Liz and Murphy (1992)
As little Brian rolled down the stairs and began crying when he came to a hard stop at the bottom, his mother Liz was in the kitchen working and didn’t respond to her little boy’s cries. It wasn’t a lack of caring or sensitivity that kept Liz from her crying son’s side. Deafened from a progressive hearing loss, this young mother was unable to hear the needs of her hurting son. Suddenly, Liz felt something “hit” her on the leg and looked down to see Murphy, her new Hearing Dog, trying to get her attention. It occurred to Liz that he was extra anxious, and she rushed after him to see what was wrong. There, at the bottom of the stairs, lay Brian crying, with a concerned Murphy by his side. Liz’s first thought was of her child’s pain. After seeing that Brian wasn’t hurt badly, her thoughts turned to Murphy. He sat next to them with a troubled look in his eyes. Liz quickly remembered an important part of Murphy’s training.

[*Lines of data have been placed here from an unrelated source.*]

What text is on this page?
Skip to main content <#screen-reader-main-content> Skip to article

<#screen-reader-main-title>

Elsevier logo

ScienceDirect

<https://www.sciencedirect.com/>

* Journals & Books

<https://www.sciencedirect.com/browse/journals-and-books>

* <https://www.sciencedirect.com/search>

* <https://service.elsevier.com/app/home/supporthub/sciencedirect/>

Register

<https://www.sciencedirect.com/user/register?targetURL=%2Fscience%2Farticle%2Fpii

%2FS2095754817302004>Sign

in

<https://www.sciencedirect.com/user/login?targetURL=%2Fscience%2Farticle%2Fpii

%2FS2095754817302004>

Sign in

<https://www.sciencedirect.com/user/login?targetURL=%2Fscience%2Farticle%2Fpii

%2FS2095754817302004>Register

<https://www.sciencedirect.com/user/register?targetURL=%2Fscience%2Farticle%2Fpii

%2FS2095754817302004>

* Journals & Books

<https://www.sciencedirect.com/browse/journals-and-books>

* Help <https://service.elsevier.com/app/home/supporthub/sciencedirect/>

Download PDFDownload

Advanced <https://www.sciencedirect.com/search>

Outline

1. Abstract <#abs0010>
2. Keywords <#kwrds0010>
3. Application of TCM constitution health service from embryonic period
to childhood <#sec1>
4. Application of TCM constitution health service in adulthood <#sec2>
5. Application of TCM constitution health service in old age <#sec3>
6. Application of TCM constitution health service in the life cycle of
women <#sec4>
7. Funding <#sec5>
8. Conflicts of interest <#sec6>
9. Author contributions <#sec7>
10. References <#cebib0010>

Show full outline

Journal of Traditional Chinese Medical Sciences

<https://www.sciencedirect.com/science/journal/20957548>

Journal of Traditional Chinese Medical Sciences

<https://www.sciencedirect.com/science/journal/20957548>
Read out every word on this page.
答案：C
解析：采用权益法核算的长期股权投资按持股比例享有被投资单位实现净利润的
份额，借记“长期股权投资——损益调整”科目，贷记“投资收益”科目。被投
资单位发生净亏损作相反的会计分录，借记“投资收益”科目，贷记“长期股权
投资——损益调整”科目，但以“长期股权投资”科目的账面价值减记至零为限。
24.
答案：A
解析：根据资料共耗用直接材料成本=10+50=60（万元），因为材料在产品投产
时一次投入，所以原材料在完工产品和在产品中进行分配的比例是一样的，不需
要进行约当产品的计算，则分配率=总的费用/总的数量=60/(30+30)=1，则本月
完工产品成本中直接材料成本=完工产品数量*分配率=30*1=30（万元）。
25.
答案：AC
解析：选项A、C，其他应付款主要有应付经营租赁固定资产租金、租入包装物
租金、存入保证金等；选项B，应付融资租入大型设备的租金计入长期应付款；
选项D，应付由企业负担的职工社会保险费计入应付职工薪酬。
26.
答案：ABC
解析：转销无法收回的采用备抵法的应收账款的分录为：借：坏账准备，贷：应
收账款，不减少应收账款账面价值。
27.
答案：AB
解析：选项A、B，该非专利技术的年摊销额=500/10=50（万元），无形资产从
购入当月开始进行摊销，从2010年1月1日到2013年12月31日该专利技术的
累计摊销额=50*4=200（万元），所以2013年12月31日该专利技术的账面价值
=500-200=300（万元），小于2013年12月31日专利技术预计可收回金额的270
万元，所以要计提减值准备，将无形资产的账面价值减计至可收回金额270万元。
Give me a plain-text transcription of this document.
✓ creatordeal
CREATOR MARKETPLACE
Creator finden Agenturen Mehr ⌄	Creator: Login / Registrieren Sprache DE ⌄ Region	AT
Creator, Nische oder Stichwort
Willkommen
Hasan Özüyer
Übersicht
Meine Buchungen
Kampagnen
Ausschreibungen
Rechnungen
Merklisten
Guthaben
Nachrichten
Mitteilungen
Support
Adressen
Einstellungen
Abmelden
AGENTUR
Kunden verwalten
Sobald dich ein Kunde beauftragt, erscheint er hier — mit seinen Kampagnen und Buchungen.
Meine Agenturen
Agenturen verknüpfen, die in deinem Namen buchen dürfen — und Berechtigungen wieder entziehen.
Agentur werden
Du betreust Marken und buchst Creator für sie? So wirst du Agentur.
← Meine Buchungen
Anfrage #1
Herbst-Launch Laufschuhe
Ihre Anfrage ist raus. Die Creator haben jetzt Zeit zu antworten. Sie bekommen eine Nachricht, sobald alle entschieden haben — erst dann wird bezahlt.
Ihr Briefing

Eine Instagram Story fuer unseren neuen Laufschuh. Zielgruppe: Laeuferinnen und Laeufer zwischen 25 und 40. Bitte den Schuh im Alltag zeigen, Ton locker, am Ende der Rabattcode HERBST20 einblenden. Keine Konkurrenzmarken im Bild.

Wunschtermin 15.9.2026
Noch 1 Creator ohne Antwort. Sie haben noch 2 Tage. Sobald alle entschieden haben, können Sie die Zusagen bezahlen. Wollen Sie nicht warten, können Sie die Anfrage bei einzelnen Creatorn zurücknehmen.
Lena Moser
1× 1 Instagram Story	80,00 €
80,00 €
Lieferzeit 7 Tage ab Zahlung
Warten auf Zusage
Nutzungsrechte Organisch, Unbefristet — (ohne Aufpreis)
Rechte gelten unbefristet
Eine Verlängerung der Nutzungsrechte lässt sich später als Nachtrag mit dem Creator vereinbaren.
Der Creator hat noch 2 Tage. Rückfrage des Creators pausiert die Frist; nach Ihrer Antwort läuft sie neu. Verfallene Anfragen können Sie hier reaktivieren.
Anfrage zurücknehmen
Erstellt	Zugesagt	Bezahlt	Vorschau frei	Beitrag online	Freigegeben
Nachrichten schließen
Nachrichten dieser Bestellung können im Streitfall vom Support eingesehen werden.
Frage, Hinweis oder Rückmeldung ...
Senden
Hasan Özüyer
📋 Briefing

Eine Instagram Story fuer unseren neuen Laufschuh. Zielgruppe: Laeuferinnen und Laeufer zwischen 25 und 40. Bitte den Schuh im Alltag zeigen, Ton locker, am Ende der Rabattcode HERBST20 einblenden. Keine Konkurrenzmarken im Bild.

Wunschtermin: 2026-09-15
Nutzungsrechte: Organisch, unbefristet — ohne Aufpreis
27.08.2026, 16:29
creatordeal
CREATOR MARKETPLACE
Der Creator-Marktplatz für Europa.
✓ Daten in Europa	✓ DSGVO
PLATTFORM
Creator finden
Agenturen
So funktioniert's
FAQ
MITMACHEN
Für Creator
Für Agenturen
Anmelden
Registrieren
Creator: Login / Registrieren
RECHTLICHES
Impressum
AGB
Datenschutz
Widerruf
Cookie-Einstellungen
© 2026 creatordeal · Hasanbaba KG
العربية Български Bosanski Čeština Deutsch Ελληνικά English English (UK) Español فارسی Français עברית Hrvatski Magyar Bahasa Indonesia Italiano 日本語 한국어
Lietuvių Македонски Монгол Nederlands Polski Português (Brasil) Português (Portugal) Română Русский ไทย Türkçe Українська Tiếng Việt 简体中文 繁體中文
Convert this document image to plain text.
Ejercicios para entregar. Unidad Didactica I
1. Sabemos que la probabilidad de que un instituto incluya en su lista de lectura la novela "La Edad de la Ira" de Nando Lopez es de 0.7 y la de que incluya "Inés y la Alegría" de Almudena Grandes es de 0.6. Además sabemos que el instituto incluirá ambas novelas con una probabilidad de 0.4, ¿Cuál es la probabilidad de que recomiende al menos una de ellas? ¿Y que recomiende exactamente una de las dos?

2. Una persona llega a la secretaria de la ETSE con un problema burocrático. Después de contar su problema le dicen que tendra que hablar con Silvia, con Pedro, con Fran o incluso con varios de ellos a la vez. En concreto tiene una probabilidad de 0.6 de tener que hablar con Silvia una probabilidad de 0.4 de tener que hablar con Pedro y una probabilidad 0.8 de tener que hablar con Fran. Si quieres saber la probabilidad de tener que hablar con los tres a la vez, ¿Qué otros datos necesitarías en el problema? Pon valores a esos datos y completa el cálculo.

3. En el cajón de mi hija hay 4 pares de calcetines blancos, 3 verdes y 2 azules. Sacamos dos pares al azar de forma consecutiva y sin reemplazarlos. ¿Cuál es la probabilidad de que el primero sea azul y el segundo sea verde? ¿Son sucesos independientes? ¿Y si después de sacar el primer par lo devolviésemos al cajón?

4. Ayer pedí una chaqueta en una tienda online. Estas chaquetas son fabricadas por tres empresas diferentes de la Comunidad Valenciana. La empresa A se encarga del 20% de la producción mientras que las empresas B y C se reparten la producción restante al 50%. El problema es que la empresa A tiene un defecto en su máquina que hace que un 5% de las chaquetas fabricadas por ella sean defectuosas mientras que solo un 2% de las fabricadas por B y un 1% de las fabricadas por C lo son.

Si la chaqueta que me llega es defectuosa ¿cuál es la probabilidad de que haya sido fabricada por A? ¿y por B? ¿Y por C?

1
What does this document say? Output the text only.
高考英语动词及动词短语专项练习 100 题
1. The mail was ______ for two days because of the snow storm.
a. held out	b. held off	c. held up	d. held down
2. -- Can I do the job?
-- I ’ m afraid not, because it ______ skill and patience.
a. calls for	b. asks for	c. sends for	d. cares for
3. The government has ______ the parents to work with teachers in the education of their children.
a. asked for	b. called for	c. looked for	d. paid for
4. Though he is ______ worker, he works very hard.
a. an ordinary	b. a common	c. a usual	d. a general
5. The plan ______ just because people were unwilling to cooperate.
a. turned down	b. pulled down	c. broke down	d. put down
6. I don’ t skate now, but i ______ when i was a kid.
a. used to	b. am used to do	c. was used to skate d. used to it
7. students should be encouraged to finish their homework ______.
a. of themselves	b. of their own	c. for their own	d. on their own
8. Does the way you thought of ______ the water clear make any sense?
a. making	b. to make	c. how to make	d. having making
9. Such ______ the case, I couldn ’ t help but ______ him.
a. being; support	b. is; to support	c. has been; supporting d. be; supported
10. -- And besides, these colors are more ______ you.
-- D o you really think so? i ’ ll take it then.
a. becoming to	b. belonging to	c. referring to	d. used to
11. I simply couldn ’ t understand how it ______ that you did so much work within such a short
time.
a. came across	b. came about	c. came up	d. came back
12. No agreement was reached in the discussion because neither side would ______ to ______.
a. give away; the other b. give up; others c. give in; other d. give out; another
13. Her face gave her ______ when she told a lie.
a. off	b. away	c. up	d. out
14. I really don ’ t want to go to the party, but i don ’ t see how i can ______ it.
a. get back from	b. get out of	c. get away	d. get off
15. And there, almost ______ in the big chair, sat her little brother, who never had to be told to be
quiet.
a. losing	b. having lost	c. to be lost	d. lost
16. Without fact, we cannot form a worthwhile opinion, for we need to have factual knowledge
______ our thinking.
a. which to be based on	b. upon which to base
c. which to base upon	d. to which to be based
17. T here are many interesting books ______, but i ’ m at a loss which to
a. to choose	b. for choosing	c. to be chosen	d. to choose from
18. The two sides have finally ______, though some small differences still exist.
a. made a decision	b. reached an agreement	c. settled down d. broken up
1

She was supposed to praise him for bringing her to Brian’s side. With tears of joy, she cuddled him, too, and looked into his beautiful brown eyes.
Doris and Marly (1994)
A single mother of two and unable to hear the sounds in her home caused Doris to be in constant fear of danger for her family. Doris knew there were going to be wonderful changes in her life with the arrival of Marley – freedom and security, the things she had wished for so many years. She now looks forward to getting up each day instead of dreading her world of loneliness.
Jen & Hattie (2010)
Hattie is a part of me; she is my ears and my best friend. She has allowed me to blossom and has enabled me to regain my independence and find my true self. Hattie has given my family peace of mind; they no longer worry about me living on my own as a single deaf woman in a hearing world. My ears have four legs, a tail, chocolate fur and a heart of gold, and I wouldn’t change it for the world.
Nelson and Janet (2011)
Nelson was placed with Janet, a teacher of students with special needs. Nelson was trained to help the students focus, verbalize, and stay on task. Janet uses him as a motivation for the students and incorporates Nelson into many different lessons. Nelson was inducted into the Oregon Animal Hall of Fame for her work in 2011.
Maria and Noodle (2018)
“Noodle has personally changed me by allowing me to trust him;’ Maria said. “I have had to teach myself to trust in someone else to alert me to my surroundings. I have always had to rely strongly on instincts or on my family. I can now cook and feel comfortable about cooking without having to worry. Such simple things in life that many take for granted are the things I am excited about now that I have Noodle with me:’
Simon and Oolong (2020)
Simon has a form of autism described as nonverbal, meaning he doesn’t use language easily. When he was a preschooler, his parents noticed that dogs caused Simon to light up. They applied for a service dog and waited hopefully. After the pandemic began, the isolation and disruption in routine affected Simon deeply. He would sometimes scream for hours. Then Oolong joined the family in November 2020. “Having Oolong around has improved Simon’s mental health, because he’s more regulated than before she came into his life. For example, car rides are stressful for Simon. But now that Oolong is lying in the seat next to him, it has eliminated the screaming on rides, and I can even hear him giggling sometimes.”
Allison & Ruth (2022)
Facility Dog Ruth was placed with Allison in American Fork, Utah. Allison is a teacher in a special education classroom for elementary school aged children. Allison and Ruth quickly bonded and developed a great working relationship. Although this is Allison’s first dog as an adult, she naturally took to the training process and said that it was very similar to working with young children. Ruth is a fixture in Allison’s classroom as she helps to reward good behavior from the children and makes trying new things less scary. Ruth works place, settle, squish (lap/lower back), visit, touch, shake, high five, and retrieve for Allison.